June 24, 2015 (updated)
Kuwaiti Oil Minister Ali al-Omair looks on during a parliament session at the national assembly in Kuwait City on June 23, 2015. AFP PHOTO / YASSER AL-ZAYYAT
Kuwait City, Kuwait | AFP – Oil prices are expected to extend a rebound thanks to improved global growth, a drop in stockpiles and fewer drilling rigs, Kuwaiti Oil Minister Ali al-Omair said.
“We have reached a stage where a drop in oil prices is unlikely,” he said, cited by the official KUNA news agency on Tuesday night.
The Organization of Petroleum Exporting Countries (OPEC), which earlier this month left its output target unchanged, has seen a decline in excess crude supply in the international market which will push prices up, Omair said.
There has also been a drop in rig count and crude inventories, he added.
As a result of a production glut and a weak global economy, crude prices plummeted by more than 60 percent from June 2014 to January before recovering part of the losses.
Oil prices extended their gains in Asia Wednesday on expectations of a decline in US crude inventories and robust economic data from the eurozone.

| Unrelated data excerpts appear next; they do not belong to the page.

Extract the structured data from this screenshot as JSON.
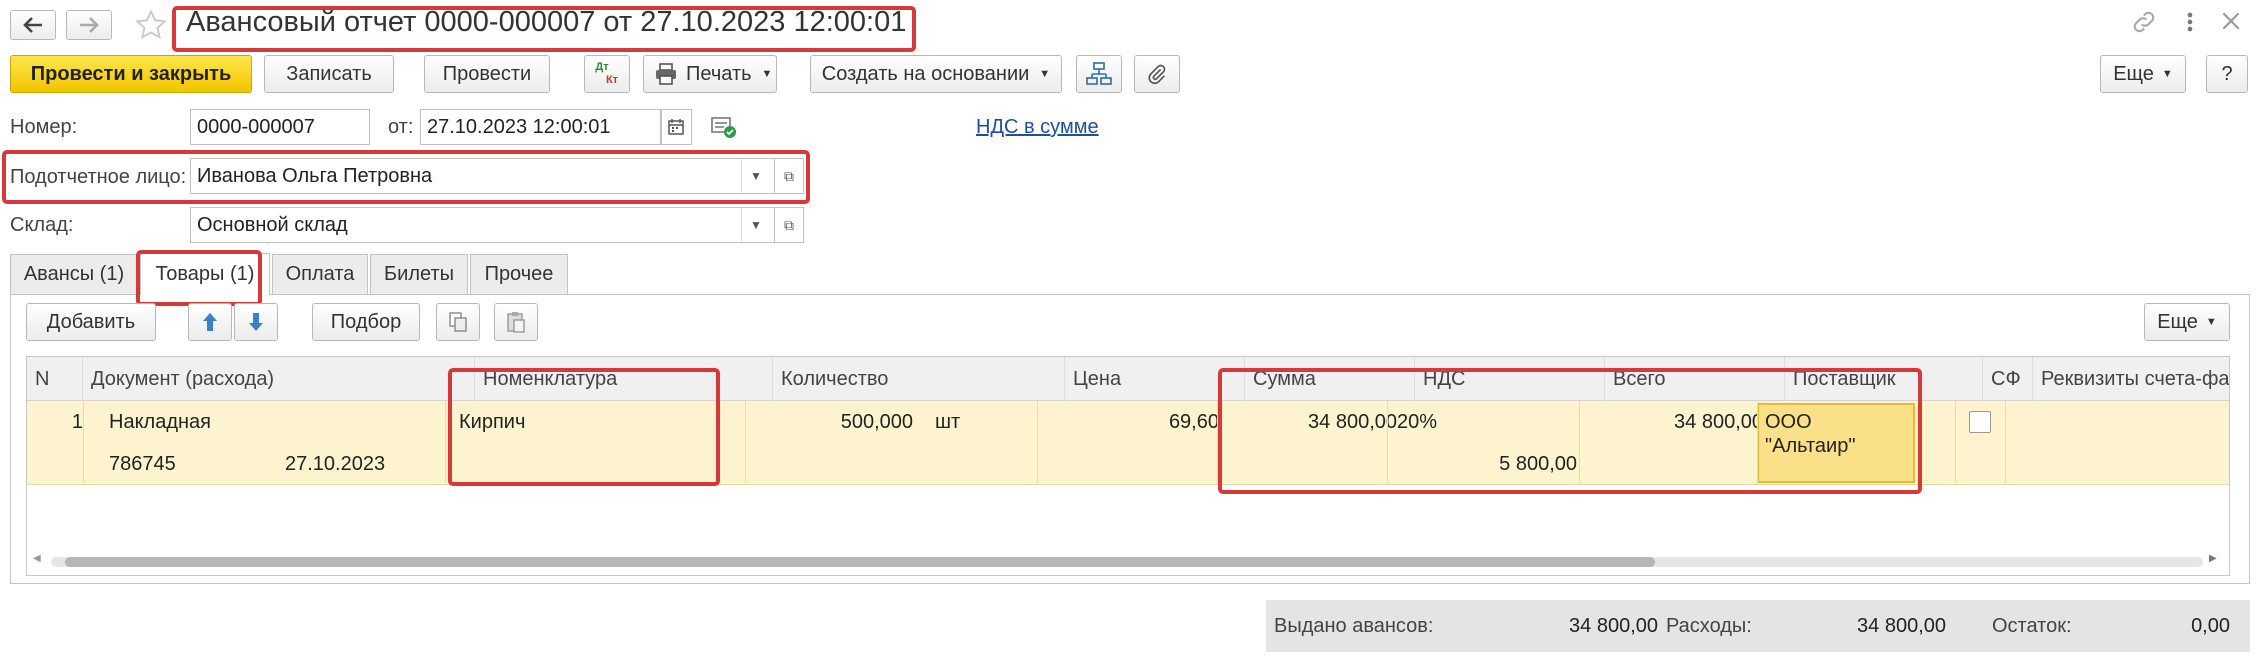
{
  "title": "Авансовый отчет 0000-000007 от 27.10.2023 12:00:01",
  "toolbar": {
    "post_close": "Провести и закрыть",
    "save": "Записать",
    "post": "Провести",
    "dtkt_top": "Дт",
    "dtkt_bottom": "Кт",
    "print": "Печать",
    "create_based": "Создать на основании",
    "more": "Еще",
    "help": "?"
  },
  "header": {
    "number_label": "Номер:",
    "number_value": "0000-000007",
    "from_label": "от:",
    "date_value": "27.10.2023 12:00:01",
    "vat_link": "НДС в сумме",
    "person_label": "Подотчетное лицо:",
    "person_value": "Иванова Ольга Петровна",
    "warehouse_label": "Склад:",
    "warehouse_value": "Основной склад"
  },
  "tabs": [
    {
      "label": "Авансы (1)"
    },
    {
      "label": "Товары (1)"
    },
    {
      "label": "Оплата"
    },
    {
      "label": "Билеты"
    },
    {
      "label": "Прочее"
    }
  ],
  "table_toolbar": {
    "add": "Добавить",
    "pick": "Подбор",
    "more": "Еще"
  },
  "table": {
    "columns": [
      "N",
      "Документ (расхода)",
      "Номенклатура",
      "Количество",
      "Цена",
      "Сумма",
      "НДС",
      "Всего",
      "Поставщик",
      "СФ",
      "Реквизиты счета-факту"
    ],
    "rows": [
      {
        "n": "1",
        "doc": "Накладная",
        "doc_number": "786745",
        "doc_date": "27.10.2023",
        "item": "Кирпич",
        "qty": "500,000",
        "unit": "шт",
        "price": "69,60",
        "sum": "34 800,00",
        "vat_rate": "20%",
        "vat_sum": "5 800,00",
        "total": "34 800,00",
        "supplier_line1": "ООО",
        "supplier_line2": "\"Альтаир\"",
        "sf_checked": false
      }
    ]
  },
  "totals": {
    "advances_label": "Выдано авансов:",
    "advances_value": "34 800,00",
    "expenses_label": "Расходы:",
    "expenses_value": "34 800,00",
    "balance_label": "Остаток:",
    "balance_value": "0,00"
  },
  "colors": {
    "accent_red": "#d6393a",
    "primary_button": "#f5cc00",
    "row_highlight": "#fdf4cf",
    "link": "#1f4e9c"
  }
}
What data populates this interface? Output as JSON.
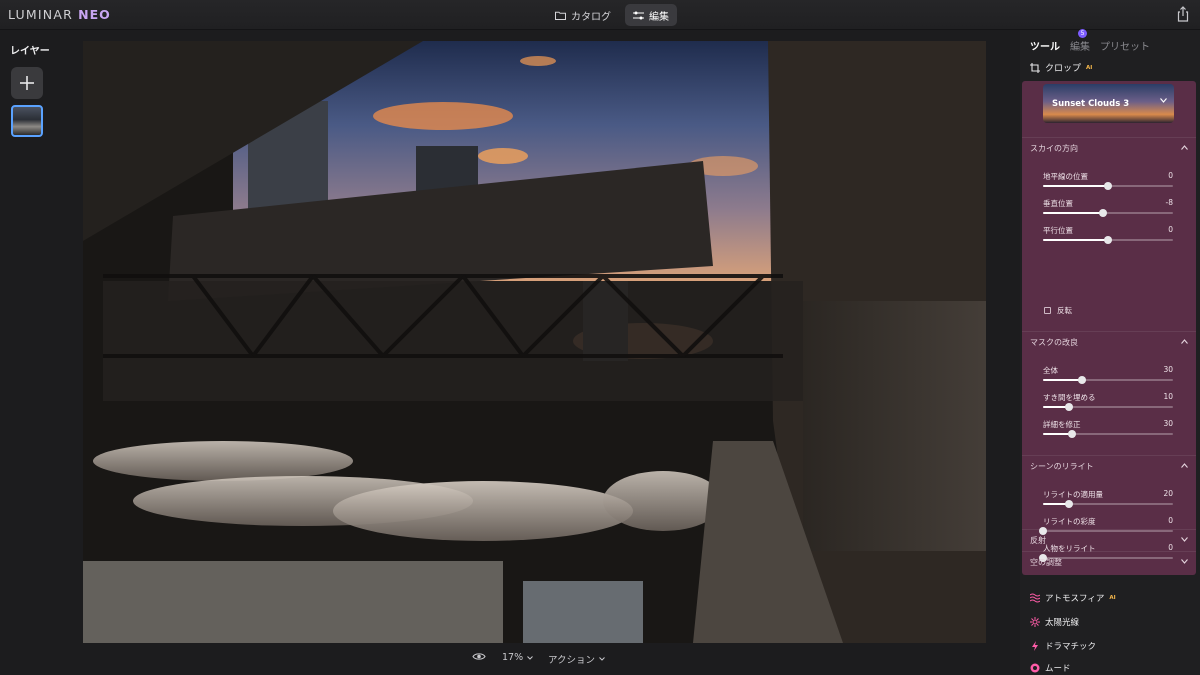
{
  "app": {
    "logo_main": "LUMINAR",
    "logo_sub": "NEO"
  },
  "topnav": {
    "catalog": "カタログ",
    "edit": "編集"
  },
  "layers": {
    "title": "レイヤー"
  },
  "bottombar": {
    "zoom": "17%",
    "action": "アクション"
  },
  "rightpanel": {
    "tabs": [
      {
        "label": "ツール"
      },
      {
        "label": "編集",
        "badge": "5"
      },
      {
        "label": "プリセット"
      }
    ],
    "crop": {
      "label": "クロップ",
      "ai": "AI"
    },
    "sky": {
      "selected": "Sunset Clouds 3",
      "sections": {
        "direction": "スカイの方向",
        "mask": "マスクの改良",
        "relight": "シーンのリライト",
        "reflection": "反射",
        "sky_adjust": "空の調整"
      },
      "direction_sliders": [
        {
          "label": "地平線の位置",
          "value": "0",
          "level": 0.5
        },
        {
          "label": "垂直位置",
          "value": "-8",
          "level": 0.46
        },
        {
          "label": "平行位置",
          "value": "0",
          "level": 0.5
        }
      ],
      "flip": "反転",
      "mask_sliders": [
        {
          "label": "全体",
          "value": "30",
          "level": 0.3
        },
        {
          "label": "すき間を埋める",
          "value": "10",
          "level": 0.2
        },
        {
          "label": "詳細を修正",
          "value": "30",
          "level": 0.22
        }
      ],
      "relight_sliders": [
        {
          "label": "リライトの適用量",
          "value": "20",
          "level": 0.2
        },
        {
          "label": "リライトの彩度",
          "value": "0",
          "level": 0.0
        },
        {
          "label": "人物をリライト",
          "value": "0",
          "level": 0.0
        }
      ]
    },
    "tools": [
      {
        "label": "アトモスフィア",
        "ai": "AI",
        "color": "#ff5ca8"
      },
      {
        "label": "太陽光線",
        "color": "#ff5ca8"
      },
      {
        "label": "ドラマチック",
        "color": "#ff5ca8"
      },
      {
        "label": "ムード",
        "color": "#ff5ca8"
      }
    ]
  }
}
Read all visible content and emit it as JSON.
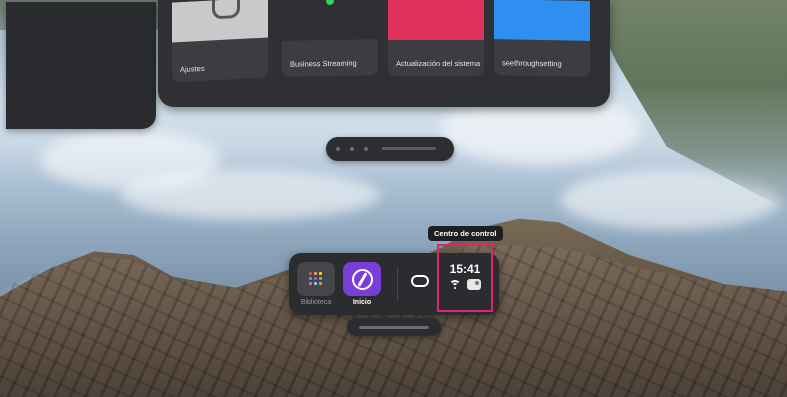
{
  "apps": [
    {
      "label": "Ajustes",
      "icon": "gear-icon"
    },
    {
      "label": "Business Streaming",
      "icon": "status-dot-icon"
    },
    {
      "label": "Actualización del sistema",
      "icon": "update-icon"
    },
    {
      "label": "seethroughsetting",
      "icon": "passthrough-icon"
    }
  ],
  "taskbar": {
    "library_label": "Biblioteca",
    "home_label": "Inicio",
    "clock": "15:41",
    "control_center_tooltip": "Centro de control"
  },
  "colors": {
    "accent_purple": "#7a3ed6",
    "highlight_pink": "#e0246c",
    "tile_red": "#e0315b",
    "tile_blue": "#2f8ff0",
    "status_green": "#37d35d"
  }
}
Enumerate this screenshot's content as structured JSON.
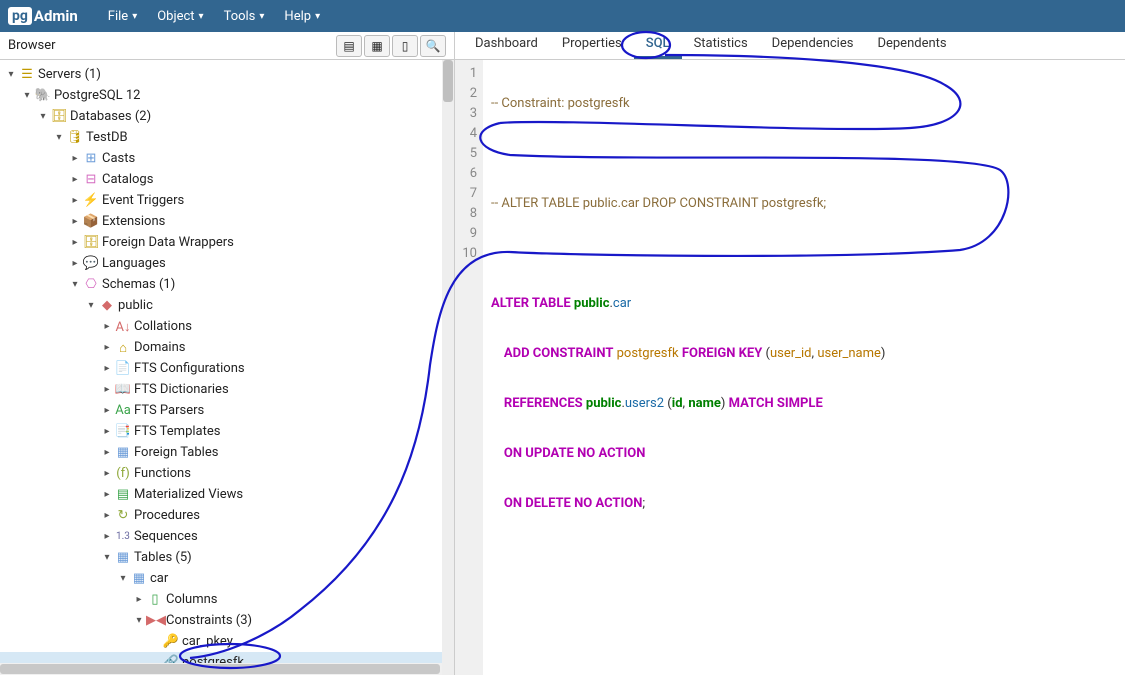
{
  "topbar": {
    "logo_prefix": "pg",
    "logo_suffix": "Admin",
    "menus": [
      "File",
      "Object",
      "Tools",
      "Help"
    ]
  },
  "browser": {
    "title": "Browser"
  },
  "tree": {
    "servers": "Servers (1)",
    "pg12": "PostgreSQL 12",
    "databases": "Databases (2)",
    "testdb": "TestDB",
    "casts": "Casts",
    "catalogs": "Catalogs",
    "event_triggers": "Event Triggers",
    "extensions": "Extensions",
    "fdw": "Foreign Data Wrappers",
    "languages": "Languages",
    "schemas": "Schemas (1)",
    "public": "public",
    "collations": "Collations",
    "domains": "Domains",
    "fts_conf": "FTS Configurations",
    "fts_dict": "FTS Dictionaries",
    "fts_parsers": "FTS Parsers",
    "fts_templates": "FTS Templates",
    "foreign_tables": "Foreign Tables",
    "functions": "Functions",
    "mat_views": "Materialized Views",
    "procedures": "Procedures",
    "sequences": "Sequences",
    "tables": "Tables (5)",
    "car": "car",
    "columns": "Columns",
    "constraints": "Constraints (3)",
    "car_pkey": "car_pkey",
    "postgresfk": "postgresfk"
  },
  "tabs": [
    "Dashboard",
    "Properties",
    "SQL",
    "Statistics",
    "Dependencies",
    "Dependents"
  ],
  "active_tab_index": 2,
  "code": {
    "l1": "-- Constraint: postgresfk",
    "l2": "",
    "l3": "-- ALTER TABLE public.car DROP CONSTRAINT postgresfk;",
    "l4": "",
    "l5a": "ALTER TABLE",
    "l5b": "public",
    "l5c": "car",
    "l6a": "ADD CONSTRAINT",
    "l6b": "postgresfk",
    "l6c": "FOREIGN KEY",
    "l6d": "user_id",
    "l6e": "user_name",
    "l7a": "REFERENCES",
    "l7b": "public",
    "l7c": "users2",
    "l7d": "id",
    "l7e": "name",
    "l7f": "MATCH SIMPLE",
    "l8a": "ON UPDATE",
    "l8b": "NO ACTION",
    "l9a": "ON DELETE",
    "l9b": "NO ACTION"
  },
  "line_numbers": [
    "1",
    "2",
    "3",
    "4",
    "5",
    "6",
    "7",
    "8",
    "9",
    "10"
  ]
}
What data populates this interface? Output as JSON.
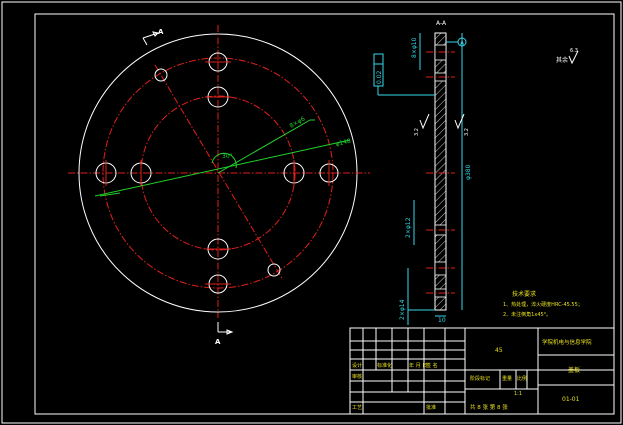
{
  "section_label": "A-A",
  "view_markers": [
    "A",
    "A"
  ],
  "roughness": {
    "label": "其余",
    "value": "6.3"
  },
  "leader_labels": [
    "8×φ6",
    "φ148"
  ],
  "angle_label": "30°",
  "side_view": {
    "dims_left": [
      "8×φ10",
      "2×φ12",
      "2×φ14"
    ],
    "dim_right": "φ380",
    "dim_bottom": "10",
    "datum": "A",
    "flatness_box": "0.02",
    "roughness_marks": [
      "3.2",
      "3.2"
    ]
  },
  "tech_req": {
    "title": "技术要求",
    "items": [
      "1、热处理，淬火硬度HRC-45.55；",
      "2、未注倒角1x45°。"
    ]
  },
  "title_block": {
    "material": "45",
    "school": "学院机电与信息学院",
    "part_name": "盖板",
    "drawing_no": "01-01",
    "scale_label": "比例",
    "scale": "1:1",
    "stage_label": "阶段标记",
    "weight_label": "重量",
    "design_label": "设计",
    "check_label": "审核",
    "process_label": "工艺",
    "approve_label": "批准",
    "sheet_info": "共 8 张 第 8 张",
    "standardization_label": "标准化",
    "date_label": "年 月 日",
    "sign_label": "签 名"
  }
}
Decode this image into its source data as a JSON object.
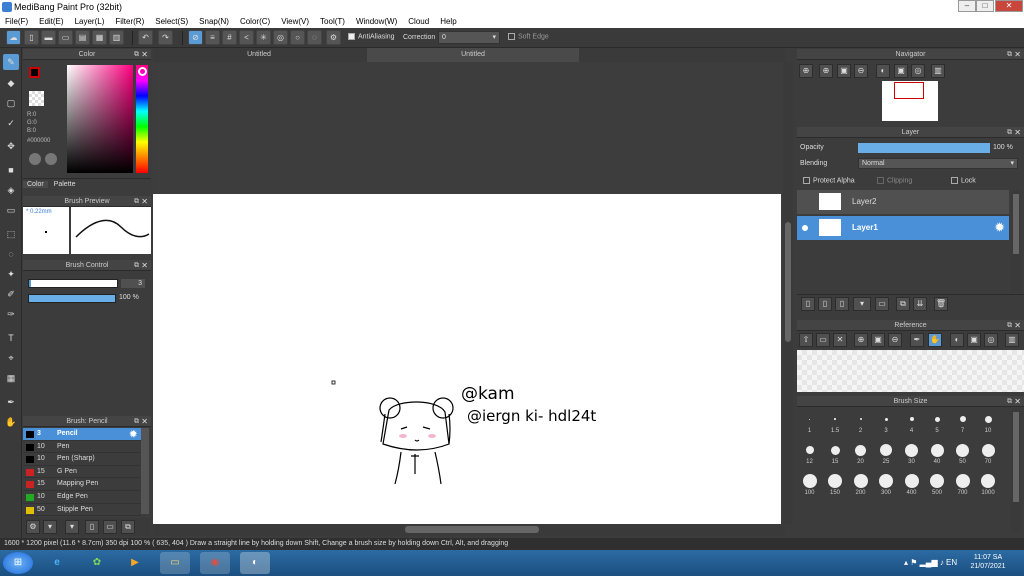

US benchmark West Texas Intermediate for August delivery was up 12 cents at $61.13 a barrel and Brent climbed 11 cents to $64.56.
Omair said that the oil sector had requested additional funding of more than one billion dinars ($3.3 billion) for the Gulf state’s new refinery after bids by international consortia exceeded budget estimates.
He said that the estimated cost of the 615,000-barrel-per-day (bpd) Al-Zour refinery would now surpass 5.0 billion dinars ($16.5 billion), up from the initial cost of $13.2 billion.
He said the new estimates would be presented to the Supreme Petroleum Council, the highest decision-making body on oil, to secure approval for the additional funds.
Together with the $12-billion project to upgrade two of the existing three refineries, Kuwait plans to raise its output of refined products to 1.4 million bpd from 930,000 bpd currently.
Kuwait, a member of OPEC, pumps around 2.8 million barrels of oil a day.